Und dafür, dass Miles Davis das so sah, gibt es keinen mir bekannten Beleg. Sein unverschämtes oder gar fieses Verhalten in Einzelsituationen scheint mir nicht dafür auszureichen, ihm generell Rassismus zu unterstellen. Ich kann in diesem Zusammenhang auch nur nochmals auf den Ian Carr-Artikel über MD und Bill Evans, den Sandhead dankenswerterweise zitiert hat, verweisen:

Summer of ’58 found Evans increasingly comfortable in the group. He was no longer the youngest member—Jimmy Cobb had been called in to replace Philly Joe Jones a month after Evans joined—but he remained the only white musician. Miles continued to tease him, but he had stood the trumpeter’s skewering—certainly a rite of entry to the band—and earned Davis’ respect.

But the unease Evans faced in certain venues grew. “It was more of an issue with the fans. The guys in the band defended me staunchly. We were playing black clubs, and guys would come up and say, ‘What’s that white guy doing there?’ They said, ‘Miles wants him there—he’s supposed to be there’.”

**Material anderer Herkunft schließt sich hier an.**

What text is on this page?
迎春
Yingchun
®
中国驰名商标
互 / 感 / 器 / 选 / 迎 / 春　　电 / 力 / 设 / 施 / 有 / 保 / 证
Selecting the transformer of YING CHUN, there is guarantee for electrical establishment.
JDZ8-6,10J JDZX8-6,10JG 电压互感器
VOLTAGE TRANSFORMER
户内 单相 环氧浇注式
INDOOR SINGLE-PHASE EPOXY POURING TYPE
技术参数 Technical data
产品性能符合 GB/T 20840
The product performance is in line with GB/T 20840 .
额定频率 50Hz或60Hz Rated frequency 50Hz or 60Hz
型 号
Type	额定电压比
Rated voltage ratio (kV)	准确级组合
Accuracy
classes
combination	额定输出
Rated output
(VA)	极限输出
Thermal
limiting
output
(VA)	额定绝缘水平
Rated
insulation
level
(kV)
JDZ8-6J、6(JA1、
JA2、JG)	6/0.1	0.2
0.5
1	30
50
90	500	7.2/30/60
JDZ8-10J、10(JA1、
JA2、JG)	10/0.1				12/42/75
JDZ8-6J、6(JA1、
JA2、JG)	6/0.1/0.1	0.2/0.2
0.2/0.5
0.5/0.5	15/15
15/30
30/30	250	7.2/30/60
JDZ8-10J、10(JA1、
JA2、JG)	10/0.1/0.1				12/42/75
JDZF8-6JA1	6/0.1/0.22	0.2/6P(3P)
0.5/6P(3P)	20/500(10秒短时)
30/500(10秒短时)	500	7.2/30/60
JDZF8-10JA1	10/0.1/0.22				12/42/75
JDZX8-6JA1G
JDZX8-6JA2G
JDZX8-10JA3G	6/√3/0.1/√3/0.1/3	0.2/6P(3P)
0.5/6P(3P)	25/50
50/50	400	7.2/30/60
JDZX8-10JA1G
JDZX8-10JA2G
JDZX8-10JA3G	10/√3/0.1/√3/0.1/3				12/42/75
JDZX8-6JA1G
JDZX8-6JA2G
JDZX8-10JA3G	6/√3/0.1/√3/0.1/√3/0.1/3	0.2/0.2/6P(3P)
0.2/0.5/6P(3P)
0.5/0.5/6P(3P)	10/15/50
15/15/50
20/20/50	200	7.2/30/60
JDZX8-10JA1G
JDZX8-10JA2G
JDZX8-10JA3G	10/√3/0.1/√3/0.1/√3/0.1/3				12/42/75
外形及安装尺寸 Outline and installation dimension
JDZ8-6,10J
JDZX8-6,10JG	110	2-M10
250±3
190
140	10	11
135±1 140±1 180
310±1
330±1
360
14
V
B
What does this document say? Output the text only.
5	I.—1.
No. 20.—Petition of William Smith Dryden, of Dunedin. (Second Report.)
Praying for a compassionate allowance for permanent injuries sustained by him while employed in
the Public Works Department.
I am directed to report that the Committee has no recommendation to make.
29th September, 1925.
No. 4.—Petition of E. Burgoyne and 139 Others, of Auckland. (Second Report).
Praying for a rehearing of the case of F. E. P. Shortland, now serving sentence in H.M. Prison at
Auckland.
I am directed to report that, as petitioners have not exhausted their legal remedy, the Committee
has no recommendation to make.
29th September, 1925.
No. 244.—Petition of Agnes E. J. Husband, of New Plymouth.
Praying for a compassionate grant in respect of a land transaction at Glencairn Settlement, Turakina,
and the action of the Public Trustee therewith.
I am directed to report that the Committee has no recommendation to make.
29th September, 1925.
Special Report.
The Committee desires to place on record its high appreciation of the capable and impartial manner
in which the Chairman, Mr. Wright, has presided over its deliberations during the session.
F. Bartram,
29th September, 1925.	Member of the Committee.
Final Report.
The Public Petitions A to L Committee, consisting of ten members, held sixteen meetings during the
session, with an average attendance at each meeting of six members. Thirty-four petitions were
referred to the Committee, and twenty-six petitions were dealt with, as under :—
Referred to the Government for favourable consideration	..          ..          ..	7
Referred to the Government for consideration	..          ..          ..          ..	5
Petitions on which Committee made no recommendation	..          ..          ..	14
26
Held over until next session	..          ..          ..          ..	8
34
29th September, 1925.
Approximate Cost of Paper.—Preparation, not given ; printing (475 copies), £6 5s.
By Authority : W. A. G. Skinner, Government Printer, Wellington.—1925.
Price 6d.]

Reverse or not, it was a form of racism, and Davis and Evans were of one mind about it. Miles: “Crow Jim is what they call that. It’s [got] a lot of the Negro musicians mad because most of the best-paying jobs go to the white musicians playing what the Negroes created. But I don’t go for this, because I think prejudice one way is just as bad as the other way.”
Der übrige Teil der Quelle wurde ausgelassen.